Perubahan sosial dapat dianalisis berdasarkan teori sosiologi klasik yang
dikemukakan oleh Marx, Weber dan Durkheim. Menurut Marx, terdapat tiga tema
menarik dalam mempelajari perubahan sosial, yaitu: Pertama, perubahan sosial
menekankan pada kondisi materialistis berpusat pada perubahan-perubahan cara
atau teknik-teknik produksi material sebagai sumber perubahan sosial budaya.
Kedua, perubahan sosial utama adalah kondisi-kondisi material dan cara-cara
produksi di satu pihak dan hubungan-hubungan sosial, serta norma-norma
pemilikan di pihak yang lain, mulai dari komunitas bangsa primitif sampai bentuk
kapitalis modern. Ketiga, dapat dinyatakan bahwa manusia menciptakan sejarah
materialnya sendiri, selama ini mereka berjuang menghadapi lingkungan
materialnya dan terlibat dalam hubungan-hubungan sosial yang terbatas dalam
proses pembentukannya (Salim, 2002).
Pemikiran Weber yang dapat berpengaruh pada teori perubahan sosial adalah
dari bentuk rasionalisme yang dimiliki. Menurut Weber, rasionalitas terdiri dari
empat model (Salim, 2002), yaitu: Pertama, traditional rationality: yang menjadi
tujuan adalah perjuangan nilai yang berasal dari tradisi kehidupan masyarakat.
Kedua, value oriented rationality: suatu kondisi di mana masyarakat melihat nilai
sebagai potensi hidup, sekalipun tidak aktual dalam kehidupan keseharian. Ketiga,
affective rationality: jenis rasional yang bermuara dalam hubungan emosi yang
-
14
sangat mendalam, di mana ada relasi hubungan khusus yang tidak bisa diterangkan
di luar lingkaran tersebut. Keempat, purposive rationality: bentuk rasional yang
paling tinggi dengan unsur pertimbangan pilihan yang rasional sehubungan dengan
tujuan tindakan itu dan alat yang dipilihnya.
Durkheim adalah penganut teori perubahan sosial bertahap, mengenal dua
tahap perkembangan masyarakat yang disebut dengan evolutionistic unilinear.

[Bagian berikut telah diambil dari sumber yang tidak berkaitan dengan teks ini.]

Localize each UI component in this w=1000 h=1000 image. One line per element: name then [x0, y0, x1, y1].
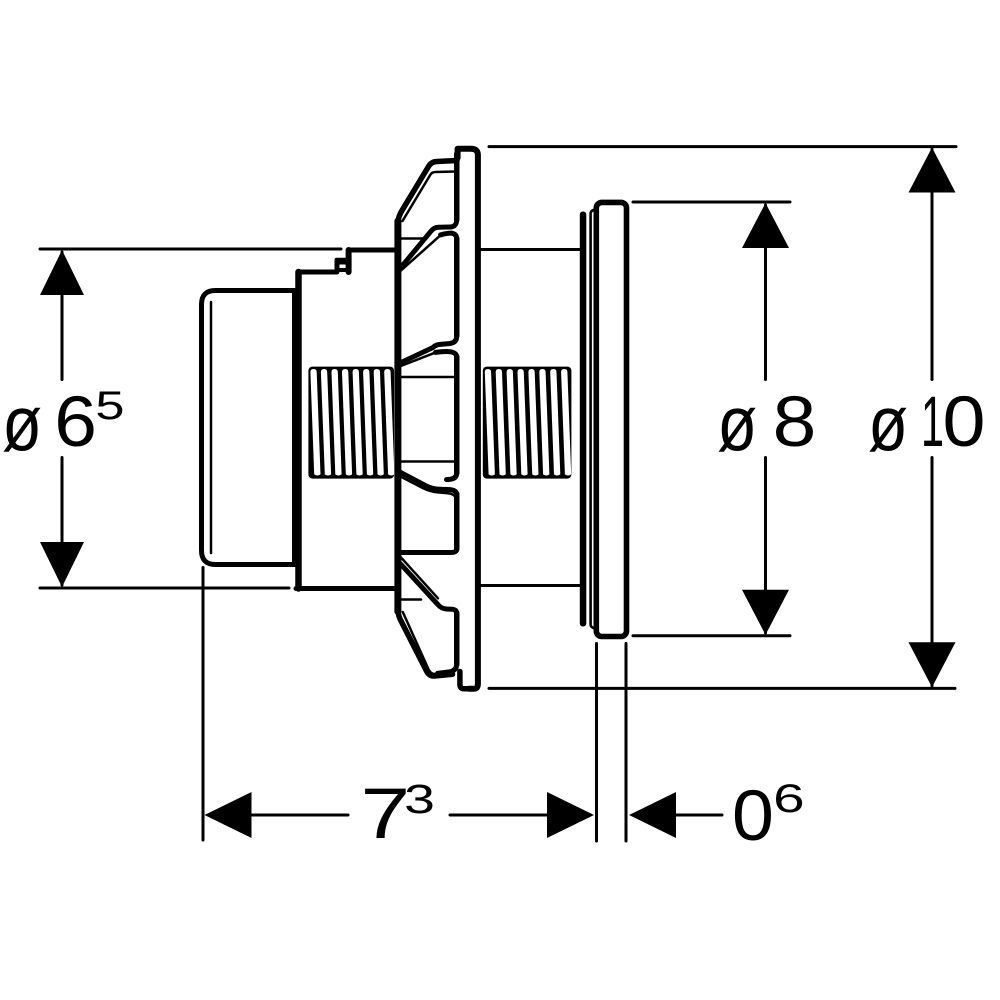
- plate top cap: [458, 149, 478, 689]
- svg-text:0: 0: [943, 383, 986, 462]
- cone bottom inner thin: [403, 612, 446, 674]
- tooth gap3 diagonal: [399, 471, 457, 493]
- button cap outline: [202, 291, 295, 565]
- dia8 arrow up: [742, 203, 789, 248]
- dim ext line bottom left: [40, 587, 289, 590]
- plate B: [591, 210, 603, 628]
- svg-text:ø: ø: [2, 379, 42, 467]
- sleeve silhouette thin bottom: [481, 584, 581, 587]
- bottom tooth hook: [438, 665, 457, 674]
- dim73 line right: [450, 814, 547, 817]
- tooth gap4 diagonal: [400, 563, 457, 613]
- dim73 arrow right: [547, 792, 594, 838]
- nut step vertical: [346, 250, 352, 272]
- dim73 arrow left: [205, 792, 252, 838]
- dim06 tail line: [674, 814, 722, 817]
- button face inner line: [210, 302, 213, 553]
- wall plate C: [596, 202, 626, 636]
- sleeve silhouette thin top: [481, 248, 581, 251]
- tooth seg3 top curl: [436, 352, 457, 357]
- thread left white ribs: [310, 369, 394, 476]
- dim06 arrow left-pointing: [629, 792, 676, 838]
- thread left section background: [308, 367, 394, 479]
- svg-text:6: 6: [54, 383, 97, 462]
- dim73 line left: [252, 814, 348, 817]
- tooth seg2 top curl: [441, 233, 457, 238]
- tube root top thin: [401, 376, 454, 379]
- tube root bottom thin: [401, 460, 454, 463]
- svg-text:ø: ø: [868, 379, 908, 467]
- cone bottom diagonal: [398, 608, 453, 676]
- dia65 arrow down: [40, 542, 84, 587]
- svg-text:ø: ø: [717, 379, 757, 467]
- tooth gap3 thin return: [399, 476, 455, 497]
- dia8 arrow down: [742, 590, 789, 635]
- dia10 ext bottom: [489, 687, 955, 690]
- svg-text:3: 3: [404, 776, 435, 822]
- tooth gap2 hook: [399, 336, 457, 364]
- cone rim vertical: [394, 221, 401, 612]
- svg-text:5: 5: [95, 384, 124, 428]
- dia10 dim line: [931, 149, 934, 380]
- plate bottom cap left: [460, 672, 470, 689]
- dia65 dim line: [61, 252, 64, 380]
- cone top inner thin: [403, 172, 457, 222]
- thread right section background: [483, 367, 572, 479]
- dia8 ext top: [633, 201, 790, 204]
- svg-text:8: 8: [773, 383, 817, 462]
- cone top diagonal: [398, 161, 457, 225]
- thread right white ribs: [485, 369, 571, 476]
- dia10 arrow down: [909, 642, 956, 687]
- tooth gap1 thin stub: [400, 237, 425, 240]
- gasket plate A: [580, 212, 587, 627]
- serrated plate left edge segments: [454, 154, 460, 665]
- tooth gap4 thin parallel: [400, 556, 439, 599]
- tooth gap3 hook: [447, 473, 457, 480]
- dim ext line top left: [40, 248, 341, 251]
- tooth gap1 thin return: [399, 235, 441, 272]
- dia65 arrow up: [40, 250, 84, 295]
- dia10 ext top: [489, 145, 956, 148]
- tooth gap1 hook: [400, 220, 457, 269]
- svg-text:1: 1: [921, 383, 944, 462]
- nut notch square: [337, 260, 349, 270]
- dia10 arrow up: [909, 148, 956, 193]
- svg-text:0: 0: [732, 777, 774, 856]
- dia8 dim line: [764, 205, 767, 380]
- mounting nut body: [299, 250, 398, 272]
- tooth gap4 thin return: [400, 598, 422, 601]
- button right edge: [292, 291, 297, 565]
- outlet tube lines: [595, 644, 598, 842]
- dim73 ext left: [202, 568, 205, 841]
- tooth gap4 hook: [400, 549, 457, 553]
- svg-text:6: 6: [773, 777, 805, 821]
- tooth gap2 thin return: [400, 352, 437, 366]
- dia8 ext bottom: [633, 634, 790, 637]
- svg-text:7: 7: [361, 775, 411, 854]
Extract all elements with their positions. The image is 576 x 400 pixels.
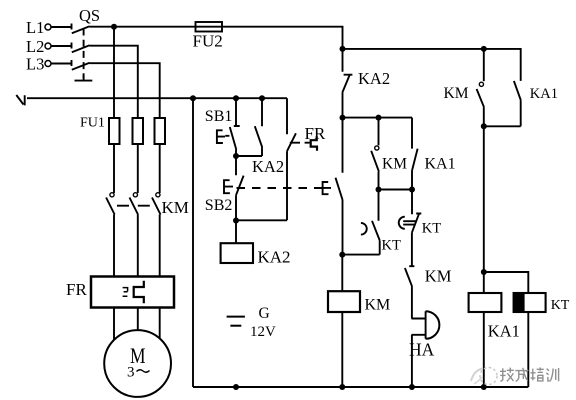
svg-text:KA2: KA2 — [252, 157, 284, 176]
svg-text:KT: KT — [551, 298, 570, 313]
svg-text:G: G — [259, 305, 270, 322]
svg-text:FR: FR — [305, 124, 326, 143]
svg-text:SB1: SB1 — [205, 108, 233, 125]
svg-text:KA1: KA1 — [530, 86, 558, 102]
svg-text:12V: 12V — [250, 324, 276, 340]
svg-text:SB2: SB2 — [205, 197, 233, 214]
svg-text:KA2: KA2 — [258, 248, 291, 267]
svg-text:HA: HA — [409, 339, 435, 359]
svg-text:KM: KM — [382, 155, 407, 172]
svg-text:FU1: FU1 — [80, 115, 105, 130]
svg-text:KT: KT — [382, 238, 401, 254]
svg-text:L3: L3 — [26, 54, 44, 73]
svg-text:FR: FR — [66, 280, 87, 299]
svg-text:KM: KM — [425, 267, 452, 286]
svg-text:KM: KM — [444, 85, 469, 102]
svg-text:KT: KT — [422, 220, 441, 236]
svg-text:L2: L2 — [26, 37, 44, 56]
svg-text:KA2: KA2 — [358, 69, 390, 88]
svg-text:KA1: KA1 — [488, 321, 520, 340]
svg-text:FU2: FU2 — [193, 31, 223, 50]
svg-text:KM: KM — [162, 198, 189, 217]
svg-text:QS: QS — [79, 6, 100, 25]
svg-text:L1: L1 — [26, 18, 44, 37]
svg-text:KM: KM — [365, 297, 391, 314]
svg-text:KA1: KA1 — [425, 155, 456, 172]
svg-text:3: 3 — [127, 364, 135, 380]
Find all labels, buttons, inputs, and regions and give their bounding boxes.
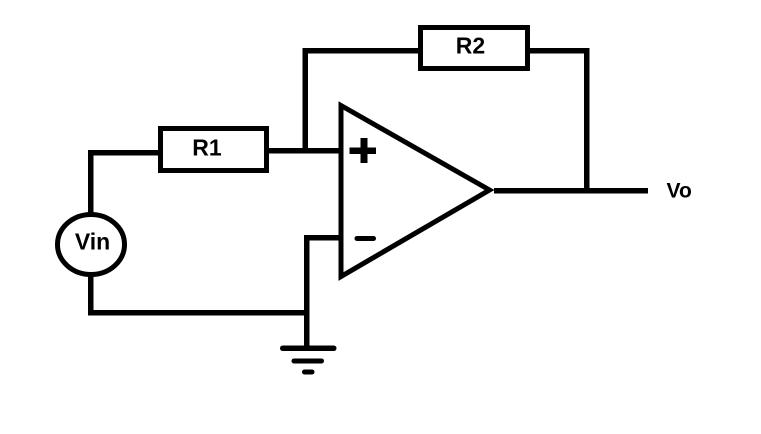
op-amp + input pin symbol <box>350 138 377 163</box>
wire: Vin top vertical (Vin to R1 input wire) <box>88 150 94 215</box>
wire: feedback right vertical (R2 down to output node) <box>584 48 590 193</box>
wire: horizontal Vin to R1 left terminal <box>88 150 161 156</box>
svg-text:R2: R2 <box>456 33 485 59</box>
wire: horizontal R1 right terminal to op-amp + input <box>266 148 341 154</box>
voltage source Vin <box>58 215 125 275</box>
svg-text:Vin: Vin <box>75 229 110 255</box>
svg-text:Vo: Vo <box>667 180 692 203</box>
wire: inverting input horizontal (ground net to op-amp - input) <box>304 235 341 241</box>
ground <box>280 346 337 375</box>
resistor R2 <box>421 28 528 69</box>
resistor R1 <box>161 129 267 171</box>
wire: top horizontal from R2 right terminal to right feedback vertical <box>527 48 590 54</box>
wire: top horizontal from feedback node to R2 left terminal <box>303 48 421 54</box>
svg-text:R1: R1 <box>192 135 222 161</box>
op-amp U1 (triangle) <box>341 106 490 277</box>
wire: ground vertical (inverting node down to ground symbol) <box>304 235 310 349</box>
wire: Vin bottom vertical <box>88 274 94 316</box>
wire: feedback left vertical (node between R1 and R2, down to + input wire) <box>303 48 309 154</box>
wire: bottom horizontal (Vin bottom to ground vertical) <box>88 310 310 316</box>
wire: output horizontal (op-amp output to Vo) <box>494 188 648 194</box>
op-amp - input pin symbol <box>355 236 377 241</box>
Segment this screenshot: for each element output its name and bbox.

Konsep teoritis ini memiliki kelemahan, yaitu sangat bersifat historikal, sehingga
tidak bisa menjelaskan satu tahapan perkembangan masyarakat karena perubahan
sosial merupakan teori yang evolusionistik, yaitu berdasarkan pengalaman
masyarakat barat yang khas. Perspektif struktural fungsional menyatakan bahwa
struktur yang pertama kali berubah adalah struktur penduduk. Perubahan ini akan
menyeret perubahan yang lain. Pada awalnya memang selalu bertolak dari kondisi
yang seimbang, tetapi proses waktu yang berkembang menjadikan populasi jumlah
penduduk meningkat pesat. Terjadi perubahan penduduk, yaitu tingkat kepadatan
penduduk, menjadikan kondisi yang tidak seimbang (Salim, 2002).
Perubahan sosial juga dapat dianalisis berdasarkan teori sosiologi modern,
antara lain teori konflik, teori struktural fungsional dan psikologi sosial. Teori
konflik misalnya berasumsi bahwa perubahan sosial akan terjadi akibat adanya
perjuangan kelas sosial rendah melawan kelas sosial tinggi yang dinamakan
perjuangan kelas (Yuliati dan Purnomo, 2003). Selain perjuangan ekonomi,
perjuangan ini juga merupakan perjuangan untuk merubah struktur masyarakat
dengan radikal sebagai sumber dari kerusakan sebuah sistem masyarakat yang adil.
Perspektif teori struktural fungsional memberikan asumsi bahwa pertumbuhan
masyarakat akan menuju pada tatanan yang rapi pada sub bagian tertentu untuk
mewadahi berbagai perubahan juga akan berfungsi pada fungsinya masing-masing.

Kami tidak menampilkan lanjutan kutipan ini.